Lei riteneva che fosse una cosa bella ma non riusciva a capire perché quel fatto la turbava tanto. Con il tempo comprese che quell’episodio le aveva fatto fantasticare che il figlio si sarebbe poi sposato e sarebbe andato via e lei avrebbe perso il suo ruolo di madre e si sarebbe sentita vuota e scoperta. L’analisi successiva mise in evidenza una relazione estremamente conflittuale con la propria madre che non aveva dato sufficiente sostegno ai suoi bisogni di bambina, dando luogo a sentimenti profondi di aggressività che erano stati completamente rimossi.

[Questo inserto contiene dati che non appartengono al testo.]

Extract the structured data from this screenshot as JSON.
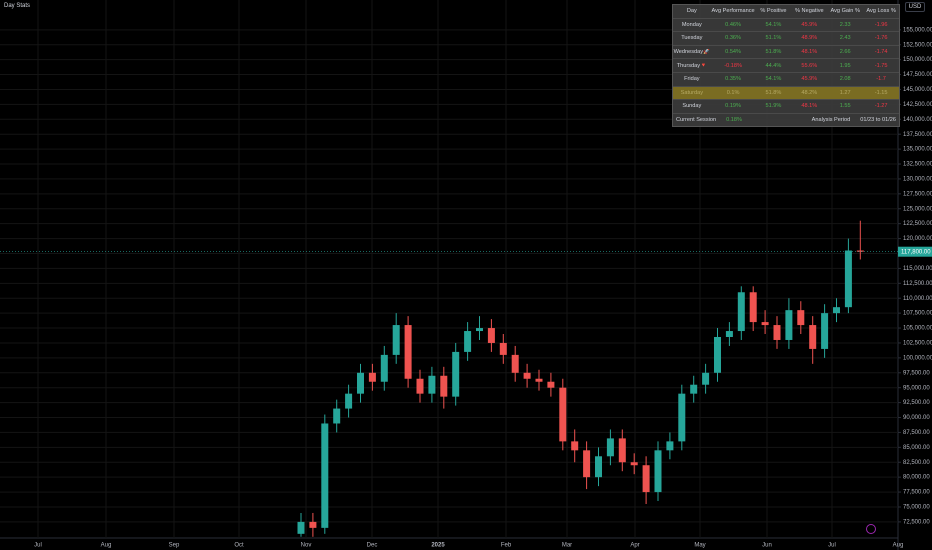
{
  "indicator": "Day Stats",
  "currency": "USD",
  "chart_data": {
    "type": "candlestick",
    "x_labels": [
      "Jul",
      "Aug",
      "Sep",
      "Oct",
      "Nov",
      "Dec",
      "2025",
      "Feb",
      "Mar",
      "Apr",
      "May",
      "Jun",
      "Jul",
      "Aug"
    ],
    "open": [
      70500,
      72500,
      71500,
      89000,
      91500,
      94000,
      97500,
      96000,
      100500,
      105500,
      96500,
      94000,
      97000,
      93500,
      101000,
      104500,
      105000,
      102500,
      100500,
      97500,
      96500,
      96000,
      95000,
      86000,
      84500,
      80000,
      83500,
      86500,
      82500,
      82000,
      77500,
      84500,
      86000,
      94000,
      95500,
      97500,
      103500,
      104500,
      111000,
      106000,
      105500,
      103000,
      108000,
      105500,
      101500,
      107500,
      108500,
      118000
    ],
    "high": [
      74000,
      74000,
      90500,
      93000,
      95500,
      99000,
      99000,
      102000,
      107500,
      107000,
      98000,
      98500,
      98500,
      102500,
      106000,
      107000,
      106500,
      104000,
      102000,
      99000,
      98000,
      97500,
      96500,
      88000,
      86000,
      85000,
      88000,
      88000,
      84000,
      83500,
      86000,
      87500,
      95500,
      97000,
      99000,
      105000,
      106000,
      112000,
      112000,
      108000,
      107000,
      110000,
      109500,
      107000,
      109000,
      110000,
      120000,
      123000
    ],
    "low": [
      70000,
      70000,
      70500,
      87500,
      90000,
      92500,
      94500,
      94500,
      99000,
      95000,
      92500,
      92500,
      91500,
      92000,
      99500,
      103000,
      101000,
      99000,
      96000,
      95000,
      94500,
      93500,
      84500,
      82500,
      78000,
      78500,
      82000,
      81000,
      80500,
      75500,
      76000,
      83000,
      84500,
      92500,
      94000,
      96000,
      102000,
      103000,
      104500,
      104000,
      101500,
      101500,
      104000,
      99000,
      100000,
      106000,
      107500,
      116500
    ],
    "close": [
      72500,
      71500,
      89000,
      91500,
      94000,
      97500,
      96000,
      100500,
      105500,
      96500,
      94000,
      97000,
      93500,
      101000,
      104500,
      105000,
      102500,
      100500,
      97500,
      96500,
      96000,
      95000,
      86000,
      84500,
      80000,
      83500,
      86500,
      82500,
      82000,
      77500,
      84500,
      86000,
      94000,
      95500,
      97500,
      103500,
      104500,
      111000,
      106000,
      105500,
      103000,
      108000,
      105500,
      101500,
      107500,
      108500,
      118000,
      117800
    ],
    "up_color": "#26a69a",
    "down_color": "#ef5350",
    "last_price": {
      "value": 117800,
      "label": "117,800.00"
    },
    "ylim": [
      69800,
      160000
    ],
    "yticks": [
      {
        "value": 72500,
        "label": "72,500.00"
      },
      {
        "value": 75000,
        "label": "75,000.00"
      },
      {
        "value": 77500,
        "label": "77,500.00"
      },
      {
        "value": 80000,
        "label": "80,000.00"
      },
      {
        "value": 82500,
        "label": "82,500.00"
      },
      {
        "value": 85000,
        "label": "85,000.00"
      },
      {
        "value": 87500,
        "label": "87,500.00"
      },
      {
        "value": 90000,
        "label": "90,000.00"
      },
      {
        "value": 92500,
        "label": "92,500.00"
      },
      {
        "value": 95000,
        "label": "95,000.00"
      },
      {
        "value": 97500,
        "label": "97,500.00"
      },
      {
        "value": 100000,
        "label": "100,000.00"
      },
      {
        "value": 102500,
        "label": "102,500.00"
      },
      {
        "value": 105000,
        "label": "105,000.00"
      },
      {
        "value": 107500,
        "label": "107,500.00"
      },
      {
        "value": 110000,
        "label": "110,000.00"
      },
      {
        "value": 112500,
        "label": "112,500.00"
      },
      {
        "value": 115000,
        "label": "115,000.00"
      },
      {
        "value": 117500,
        "label": "117,500.00"
      },
      {
        "value": 120000,
        "label": "120,000.00"
      },
      {
        "value": 122500,
        "label": "122,500.00"
      },
      {
        "value": 125000,
        "label": "125,000.00"
      },
      {
        "value": 127500,
        "label": "127,500.00"
      },
      {
        "value": 130000,
        "label": "130,000.00"
      },
      {
        "value": 132500,
        "label": "132,500.00"
      },
      {
        "value": 135000,
        "label": "135,000.00"
      },
      {
        "value": 137500,
        "label": "137,500.00"
      },
      {
        "value": 140000,
        "label": "140,000.00"
      },
      {
        "value": 142500,
        "label": "142,500.00"
      },
      {
        "value": 145000,
        "label": "145,000.00"
      },
      {
        "value": 147500,
        "label": "147,500.00"
      },
      {
        "value": 150000,
        "label": "150,000.00"
      },
      {
        "value": 152500,
        "label": "152,500.00"
      },
      {
        "value": 155000,
        "label": "155,000.00"
      }
    ],
    "grid": true
  },
  "table": {
    "header": [
      "Day",
      "Avg Performance",
      "% Positive",
      "% Negative",
      "Avg Gain %",
      "Avg Loss %"
    ],
    "rows": [
      [
        "Monday",
        "0.46%",
        "54.1%",
        "45.9%",
        "2.33",
        "-1.96"
      ],
      [
        "Tuesday",
        "0.36%",
        "51.1%",
        "48.9%",
        "2.43",
        "-1.76"
      ],
      [
        "Wednesday🚀",
        "0.54%",
        "51.8%",
        "48.1%",
        "2.66",
        "-1.74"
      ],
      [
        "Thursday🔻",
        "-0.18%",
        "44.4%",
        "55.6%",
        "1.95",
        "-1.75"
      ],
      [
        "Friday",
        "0.35%",
        "54.1%",
        "45.9%",
        "2.08",
        "-1.7"
      ],
      [
        "Saturday",
        "0.1%",
        "51.8%",
        "48.2%",
        "1.27",
        "-1.15"
      ],
      [
        "Sunday",
        "0.19%",
        "51.9%",
        "48.1%",
        "1.55",
        "-1.27"
      ]
    ],
    "footer": [
      "Current Session",
      "0.18%",
      "Analysis Period",
      "01/23 to 01/26"
    ]
  }
}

Nel rapporto con il figlio si era identificato con lui e l’aspetto sacrificale che aveva espresso nei suoi confronti erano un modo compensativo per riprendersi le cure che non aveva mai avuto. Al tempo stesso si difendeva dalle spinte aggressive dirette contro il figlio legate al fatto che avrebbe dovuto dare a qualcuno quelle cure che non aveva ricevuto lei stessa dalla propria madre. La perdita di ruolo come “madre buona” finiva per far saltare tutto l’impatto difensivo e la costringeva ad affrontare le angosce relative al vuoto affettivo nel rapporto con la propria madre. La depressione con l’effetto anestetizzante sulle emozioni era la soluzione idonea a calmare quell’angoscia.